In 2025, Baccarelli was honored with the John Goldsmith Award from the International Society for Environmental Epidemiology (ISEE), the society's highest accolade, recognizing his sustained and outstanding contributions to the knowledge and practice of environmental epidemiology. As part of the award, he was invited to present the John Goldsmith Memorial Lecture at the ISEE annual conference.

== Selected publications ==

- Baccarelli, Andrea (2009). "Epigenetics and environmental chemicals"
- Marioni, Riccardo E (2015). "DNA methylation age of blood predicts all-cause mortality in later life"
- Baccarelli, Andrea (2009). "Rapid DNA Methylation Changes after Exposure to Traffic Particles"
- Bollati, Valentina (2007). "Changes in DNA Methylation Patterns in Subjects Exposed to Low-Dose Benzene"
- Levine, Morgan E. (2018). "An epigenetic biomarker of aging for lifespan and healthspan"
- Kupsco, Allison (2019). "Prenatal metal concentrations and childhood cardio-metabolic risk using Bayesian Kernel Machine Regression to assess mixture and interaction effects."
- Turner, Michelle C. (2020). "Outdoor air pollution and cancer: An overview of the current evidence and public health recommendations"

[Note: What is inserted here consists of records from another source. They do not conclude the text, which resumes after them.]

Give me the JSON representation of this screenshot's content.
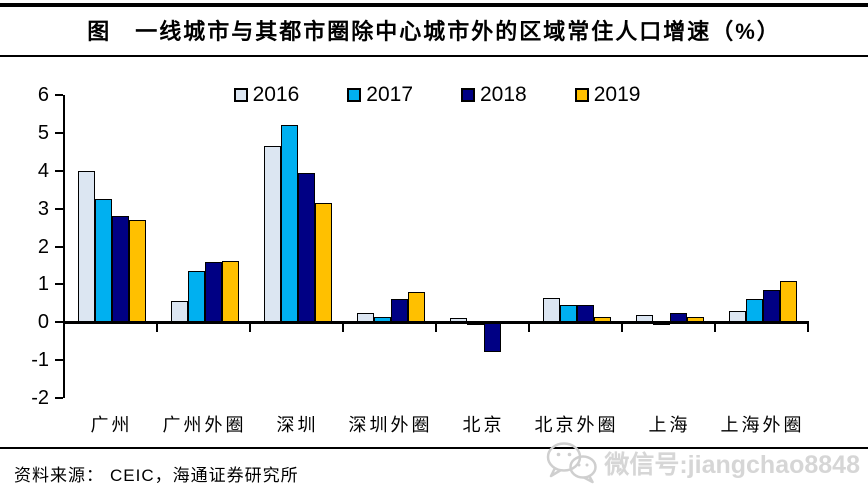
{
  "header": {
    "title": "图　一线城市与其都市圈除中心城市外的区域常住人口增速（%）"
  },
  "chart_data": {
    "type": "bar",
    "title": "一线城市与其都市圈除中心城市外的区域常住人口增速（%）",
    "categories": [
      "广州",
      "广州外圈",
      "深圳",
      "深圳外圈",
      "北京",
      "北京外圈",
      "上海",
      "上海外圈"
    ],
    "series": [
      {
        "name": "2016",
        "color": "#DCE6F2",
        "values": [
          4.0,
          0.55,
          4.65,
          0.25,
          0.1,
          0.65,
          0.2,
          0.3
        ]
      },
      {
        "name": "2017",
        "color": "#00B0F0",
        "values": [
          3.25,
          1.35,
          5.2,
          0.15,
          -0.1,
          0.45,
          -0.1,
          0.62
        ]
      },
      {
        "name": "2018",
        "color": "#000084",
        "values": [
          2.8,
          1.6,
          3.95,
          0.62,
          -0.8,
          0.45,
          0.25,
          0.85
        ]
      },
      {
        "name": "2019",
        "color": "#FFC000",
        "values": [
          2.7,
          1.63,
          3.15,
          0.8,
          -0.05,
          0.15,
          0.15,
          1.1
        ]
      }
    ],
    "ylim": [
      -2,
      6
    ],
    "yticks": [
      6,
      5,
      4,
      3,
      2,
      1,
      0,
      -1,
      -2
    ],
    "xlabel": "",
    "ylabel": "",
    "grid": false,
    "legend_position": "top",
    "axis_color": "#000000"
  },
  "footer": {
    "source_label": "资料来源：",
    "source_text": "CEIC，海通证券研究所"
  },
  "watermark": {
    "icon": "wechat-icon",
    "text": "微信号:jiangchao8848"
  }
}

- Bell, Christopher G. (2019). "DNA methylation aging clocks: challenges and recommendations"
- Wu, Haotian (2023). "Molecular mechanisms of environmental exposures and human diseases"
- Piscitelli, Prisco (2022). "The role of outdoor and indoor air quality in the spread of SARS-CoV-2: Overview and recommendations by the research group on COVID-19 and particulate matter (RESCOP commission)"
- Peters A, Nawrot TS, Baccarelli AA. Hallmarks of environmental insults. Cell. 2021;184(6):1455–1468.